Это был самый несомненный разгильдяй на корабле «Летучий Голландец»: пьяница, бабник, хулиган, сутенер, шулер, ходил босиком, ругался, хамил, играл на барабане, гангстер, читал Библию, писал письма — в общем, личность еще та.
Это его, Фенелона, хотели повесить на рее, и никто не понял, как это получилось, что повесили дисциплинированного матроса Бала, который не пил и вообще ничего не делал, а только поддерживал капитана и Дания.
Бал поддерживал капитана и Дания под мышки, когда они напивались.
Тогда на шею Фенелона уже надели веревку, но одуванчик Пирос принес бочонок бренди, все быстренько напились, и повешенным оказался замечательный и исполнительный матрос Бал.
— Мы плывем уже много лет — и, как вы все понимаете, приплывем,— сказал Дании.

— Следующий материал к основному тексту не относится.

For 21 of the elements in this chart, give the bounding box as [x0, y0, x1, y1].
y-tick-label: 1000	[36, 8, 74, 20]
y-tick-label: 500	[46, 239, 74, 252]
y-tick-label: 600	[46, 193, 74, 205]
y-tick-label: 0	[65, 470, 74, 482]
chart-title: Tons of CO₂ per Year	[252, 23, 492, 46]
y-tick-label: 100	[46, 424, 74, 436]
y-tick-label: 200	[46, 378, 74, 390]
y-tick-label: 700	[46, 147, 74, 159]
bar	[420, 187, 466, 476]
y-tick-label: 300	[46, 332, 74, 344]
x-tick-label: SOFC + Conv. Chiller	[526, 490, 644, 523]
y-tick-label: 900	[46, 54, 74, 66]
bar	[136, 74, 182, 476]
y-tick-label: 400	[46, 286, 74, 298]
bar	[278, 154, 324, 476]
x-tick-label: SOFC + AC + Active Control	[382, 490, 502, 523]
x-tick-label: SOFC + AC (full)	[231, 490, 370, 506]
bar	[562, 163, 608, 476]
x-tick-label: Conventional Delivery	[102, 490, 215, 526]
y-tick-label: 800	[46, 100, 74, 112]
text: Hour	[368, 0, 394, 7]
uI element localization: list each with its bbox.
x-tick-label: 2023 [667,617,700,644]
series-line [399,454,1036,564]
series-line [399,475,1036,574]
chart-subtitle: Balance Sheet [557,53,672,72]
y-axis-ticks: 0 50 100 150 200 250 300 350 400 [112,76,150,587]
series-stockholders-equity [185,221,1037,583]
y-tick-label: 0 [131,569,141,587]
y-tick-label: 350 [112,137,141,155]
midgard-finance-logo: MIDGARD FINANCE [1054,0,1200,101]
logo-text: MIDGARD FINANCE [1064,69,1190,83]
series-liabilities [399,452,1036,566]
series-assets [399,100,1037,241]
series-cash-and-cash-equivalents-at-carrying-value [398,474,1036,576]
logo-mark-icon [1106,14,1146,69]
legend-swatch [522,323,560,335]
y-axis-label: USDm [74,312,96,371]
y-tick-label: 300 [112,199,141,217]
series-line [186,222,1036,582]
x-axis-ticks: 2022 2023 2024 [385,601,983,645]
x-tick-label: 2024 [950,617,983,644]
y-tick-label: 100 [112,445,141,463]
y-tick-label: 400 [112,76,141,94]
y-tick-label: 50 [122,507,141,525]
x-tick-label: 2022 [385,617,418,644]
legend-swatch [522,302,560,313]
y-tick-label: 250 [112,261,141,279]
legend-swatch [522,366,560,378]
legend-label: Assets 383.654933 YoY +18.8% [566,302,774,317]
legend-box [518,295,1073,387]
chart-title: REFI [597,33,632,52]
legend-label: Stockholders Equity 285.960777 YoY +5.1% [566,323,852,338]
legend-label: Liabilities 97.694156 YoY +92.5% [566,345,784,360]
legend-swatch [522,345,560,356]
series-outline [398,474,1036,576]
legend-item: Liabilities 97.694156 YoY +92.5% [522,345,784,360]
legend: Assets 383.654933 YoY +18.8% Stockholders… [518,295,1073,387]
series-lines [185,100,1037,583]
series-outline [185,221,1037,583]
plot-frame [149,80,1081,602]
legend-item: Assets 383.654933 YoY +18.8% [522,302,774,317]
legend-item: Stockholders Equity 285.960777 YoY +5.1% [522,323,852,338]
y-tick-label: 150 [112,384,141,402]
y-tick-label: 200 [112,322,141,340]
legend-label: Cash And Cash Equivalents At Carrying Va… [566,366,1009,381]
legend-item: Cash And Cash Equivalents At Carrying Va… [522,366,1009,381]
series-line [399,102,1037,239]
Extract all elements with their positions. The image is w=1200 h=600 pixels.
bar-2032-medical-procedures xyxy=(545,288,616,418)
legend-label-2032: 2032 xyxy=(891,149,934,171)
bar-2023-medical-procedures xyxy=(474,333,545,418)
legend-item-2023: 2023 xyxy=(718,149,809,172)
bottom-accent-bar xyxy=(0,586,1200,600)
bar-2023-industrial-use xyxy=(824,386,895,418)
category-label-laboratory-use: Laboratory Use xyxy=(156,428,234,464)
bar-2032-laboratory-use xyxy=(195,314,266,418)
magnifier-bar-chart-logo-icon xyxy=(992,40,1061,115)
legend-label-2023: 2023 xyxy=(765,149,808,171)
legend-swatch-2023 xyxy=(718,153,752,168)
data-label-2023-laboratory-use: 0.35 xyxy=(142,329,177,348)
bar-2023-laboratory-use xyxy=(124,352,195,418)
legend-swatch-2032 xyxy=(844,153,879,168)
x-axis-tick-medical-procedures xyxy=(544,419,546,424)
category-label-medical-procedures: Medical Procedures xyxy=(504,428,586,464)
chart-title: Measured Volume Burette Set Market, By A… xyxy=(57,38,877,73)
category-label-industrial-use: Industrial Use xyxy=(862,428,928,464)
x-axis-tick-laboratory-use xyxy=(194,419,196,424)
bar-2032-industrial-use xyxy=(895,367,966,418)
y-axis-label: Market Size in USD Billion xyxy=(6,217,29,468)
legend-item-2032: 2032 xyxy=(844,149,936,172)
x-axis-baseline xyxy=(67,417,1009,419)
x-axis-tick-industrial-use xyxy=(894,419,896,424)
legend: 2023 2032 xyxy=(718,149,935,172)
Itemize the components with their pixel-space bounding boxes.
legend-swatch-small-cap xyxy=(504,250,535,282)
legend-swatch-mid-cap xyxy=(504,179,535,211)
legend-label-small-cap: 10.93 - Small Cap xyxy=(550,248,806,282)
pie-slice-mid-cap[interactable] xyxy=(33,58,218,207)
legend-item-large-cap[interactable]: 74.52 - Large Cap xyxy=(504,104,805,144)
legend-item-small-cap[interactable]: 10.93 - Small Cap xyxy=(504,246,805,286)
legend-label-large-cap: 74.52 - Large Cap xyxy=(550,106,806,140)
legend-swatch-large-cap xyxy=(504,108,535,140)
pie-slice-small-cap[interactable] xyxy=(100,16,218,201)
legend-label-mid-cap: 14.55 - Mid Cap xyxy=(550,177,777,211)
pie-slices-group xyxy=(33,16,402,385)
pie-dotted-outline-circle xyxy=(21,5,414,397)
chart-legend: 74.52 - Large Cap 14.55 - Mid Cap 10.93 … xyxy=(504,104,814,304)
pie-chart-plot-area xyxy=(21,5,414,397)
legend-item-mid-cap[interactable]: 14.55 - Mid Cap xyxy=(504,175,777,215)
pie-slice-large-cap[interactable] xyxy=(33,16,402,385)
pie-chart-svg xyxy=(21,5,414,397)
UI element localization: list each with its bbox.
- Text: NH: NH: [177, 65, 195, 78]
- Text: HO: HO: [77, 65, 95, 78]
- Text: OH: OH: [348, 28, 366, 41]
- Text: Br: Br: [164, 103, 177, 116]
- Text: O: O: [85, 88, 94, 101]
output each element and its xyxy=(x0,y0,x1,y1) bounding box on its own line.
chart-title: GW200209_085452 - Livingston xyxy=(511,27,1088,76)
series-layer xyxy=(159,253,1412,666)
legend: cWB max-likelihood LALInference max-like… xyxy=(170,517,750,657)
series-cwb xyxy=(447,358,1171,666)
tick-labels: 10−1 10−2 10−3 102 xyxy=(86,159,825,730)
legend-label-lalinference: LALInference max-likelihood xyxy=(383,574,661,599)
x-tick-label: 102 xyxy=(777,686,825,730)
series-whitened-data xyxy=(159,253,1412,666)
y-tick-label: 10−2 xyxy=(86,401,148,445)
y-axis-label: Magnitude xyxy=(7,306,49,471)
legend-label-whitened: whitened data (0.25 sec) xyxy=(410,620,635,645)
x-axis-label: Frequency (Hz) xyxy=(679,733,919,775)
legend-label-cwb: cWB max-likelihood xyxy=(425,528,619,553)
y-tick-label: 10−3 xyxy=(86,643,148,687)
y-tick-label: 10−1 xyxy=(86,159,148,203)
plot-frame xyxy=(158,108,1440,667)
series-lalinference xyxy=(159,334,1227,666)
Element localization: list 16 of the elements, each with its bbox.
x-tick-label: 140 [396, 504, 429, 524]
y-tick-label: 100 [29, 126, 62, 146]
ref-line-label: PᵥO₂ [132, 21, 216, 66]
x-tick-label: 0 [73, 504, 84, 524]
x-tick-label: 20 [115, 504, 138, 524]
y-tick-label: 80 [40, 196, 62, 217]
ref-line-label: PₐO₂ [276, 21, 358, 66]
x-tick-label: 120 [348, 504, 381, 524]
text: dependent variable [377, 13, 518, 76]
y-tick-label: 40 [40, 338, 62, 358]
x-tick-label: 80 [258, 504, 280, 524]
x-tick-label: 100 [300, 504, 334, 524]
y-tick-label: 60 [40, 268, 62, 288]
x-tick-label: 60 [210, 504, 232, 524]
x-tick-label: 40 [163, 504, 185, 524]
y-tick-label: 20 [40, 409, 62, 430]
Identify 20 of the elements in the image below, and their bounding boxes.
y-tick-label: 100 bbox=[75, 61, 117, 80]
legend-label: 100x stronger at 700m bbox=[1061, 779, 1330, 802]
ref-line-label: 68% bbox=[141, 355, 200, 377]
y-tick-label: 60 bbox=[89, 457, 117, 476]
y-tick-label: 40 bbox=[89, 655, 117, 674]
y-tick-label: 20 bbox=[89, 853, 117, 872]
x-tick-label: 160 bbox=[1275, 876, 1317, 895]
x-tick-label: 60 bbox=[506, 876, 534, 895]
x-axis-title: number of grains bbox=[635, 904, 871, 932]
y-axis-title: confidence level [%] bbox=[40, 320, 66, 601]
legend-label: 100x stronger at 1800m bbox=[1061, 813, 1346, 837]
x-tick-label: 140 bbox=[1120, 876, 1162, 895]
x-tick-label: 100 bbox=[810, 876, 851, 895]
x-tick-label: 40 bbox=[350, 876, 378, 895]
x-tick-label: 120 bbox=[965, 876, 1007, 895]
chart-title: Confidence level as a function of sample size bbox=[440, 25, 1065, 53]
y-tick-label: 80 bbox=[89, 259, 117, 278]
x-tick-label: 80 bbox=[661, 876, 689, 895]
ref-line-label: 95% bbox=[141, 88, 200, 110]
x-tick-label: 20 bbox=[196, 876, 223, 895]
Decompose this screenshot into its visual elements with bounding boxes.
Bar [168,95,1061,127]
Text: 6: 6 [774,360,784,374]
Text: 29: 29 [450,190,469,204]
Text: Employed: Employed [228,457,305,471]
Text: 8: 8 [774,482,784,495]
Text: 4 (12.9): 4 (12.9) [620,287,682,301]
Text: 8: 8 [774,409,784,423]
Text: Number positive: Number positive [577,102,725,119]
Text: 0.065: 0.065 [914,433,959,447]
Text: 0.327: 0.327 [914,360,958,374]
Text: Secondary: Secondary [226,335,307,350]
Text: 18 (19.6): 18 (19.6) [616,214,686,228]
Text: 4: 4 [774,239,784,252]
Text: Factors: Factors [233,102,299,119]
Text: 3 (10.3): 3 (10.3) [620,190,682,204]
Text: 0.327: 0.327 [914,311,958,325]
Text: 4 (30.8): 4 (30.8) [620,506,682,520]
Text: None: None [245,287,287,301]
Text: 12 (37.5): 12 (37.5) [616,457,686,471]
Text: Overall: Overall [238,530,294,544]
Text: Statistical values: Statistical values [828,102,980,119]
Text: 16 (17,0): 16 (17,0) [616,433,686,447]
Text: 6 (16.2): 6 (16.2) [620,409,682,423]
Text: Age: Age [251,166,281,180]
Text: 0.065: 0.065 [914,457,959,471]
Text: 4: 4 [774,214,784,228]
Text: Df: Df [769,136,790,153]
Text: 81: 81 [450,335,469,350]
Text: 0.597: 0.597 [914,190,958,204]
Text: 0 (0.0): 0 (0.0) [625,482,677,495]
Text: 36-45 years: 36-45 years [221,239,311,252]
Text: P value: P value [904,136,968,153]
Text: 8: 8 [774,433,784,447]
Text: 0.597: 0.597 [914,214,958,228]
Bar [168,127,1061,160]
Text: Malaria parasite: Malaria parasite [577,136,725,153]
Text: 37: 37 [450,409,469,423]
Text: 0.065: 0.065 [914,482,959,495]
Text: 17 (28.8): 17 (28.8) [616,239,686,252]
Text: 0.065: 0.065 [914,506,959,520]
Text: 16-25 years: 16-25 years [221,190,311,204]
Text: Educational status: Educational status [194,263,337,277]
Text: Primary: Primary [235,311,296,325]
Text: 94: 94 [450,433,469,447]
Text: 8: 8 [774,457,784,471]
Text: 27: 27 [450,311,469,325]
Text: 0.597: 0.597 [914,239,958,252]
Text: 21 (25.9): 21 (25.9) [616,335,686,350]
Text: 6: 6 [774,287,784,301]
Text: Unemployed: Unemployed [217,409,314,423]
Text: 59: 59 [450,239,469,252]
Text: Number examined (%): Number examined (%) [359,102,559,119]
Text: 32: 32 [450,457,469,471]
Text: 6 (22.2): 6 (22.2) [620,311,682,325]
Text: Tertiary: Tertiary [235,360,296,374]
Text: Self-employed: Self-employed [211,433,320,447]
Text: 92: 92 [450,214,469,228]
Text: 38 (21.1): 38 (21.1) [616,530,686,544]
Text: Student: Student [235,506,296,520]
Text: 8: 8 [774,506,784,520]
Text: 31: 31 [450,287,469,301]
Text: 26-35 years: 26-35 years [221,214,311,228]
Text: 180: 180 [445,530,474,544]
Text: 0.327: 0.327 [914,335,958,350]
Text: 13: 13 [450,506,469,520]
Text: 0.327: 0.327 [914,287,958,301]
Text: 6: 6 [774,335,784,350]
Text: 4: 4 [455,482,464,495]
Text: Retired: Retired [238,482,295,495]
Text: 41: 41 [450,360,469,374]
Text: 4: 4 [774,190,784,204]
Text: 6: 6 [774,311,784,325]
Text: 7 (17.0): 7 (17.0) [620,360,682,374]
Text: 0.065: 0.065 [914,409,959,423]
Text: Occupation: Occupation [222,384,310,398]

— Куда? — спросил Фенелон.
— Я же обстоятельно объяснил: к счастью.
— Спасибо,— поклонился Фенелон.— Мы плывем, и все корабли от нас убегают. Все корабли, весь флот боится «Летучего Голландца».
— Нет, мы плывем вперед и все на нас надеются. — Надеются, что мы утонем и нечего будет бояться.
Матросы ели кильку белую, как вермишель, и куски шоколада, большие, как куски торфа. Сорок матросов и все сорок с усами.
— Постарайтесь не напиться,— попросил Дании, указывая на пустую бутылку.
— Постараемся,— пообещали матросы.
На этикетке международный художник-реалист нарисовал голую бабу — звезду экрана. Ее костюм состоял из трех перышек: два перышка на сосках и одно такое же птичье — пониже. Фенелон внимал силлогизмам Дания и с глубокой грустью рассматривал пустую бутылку и этикетку на ней.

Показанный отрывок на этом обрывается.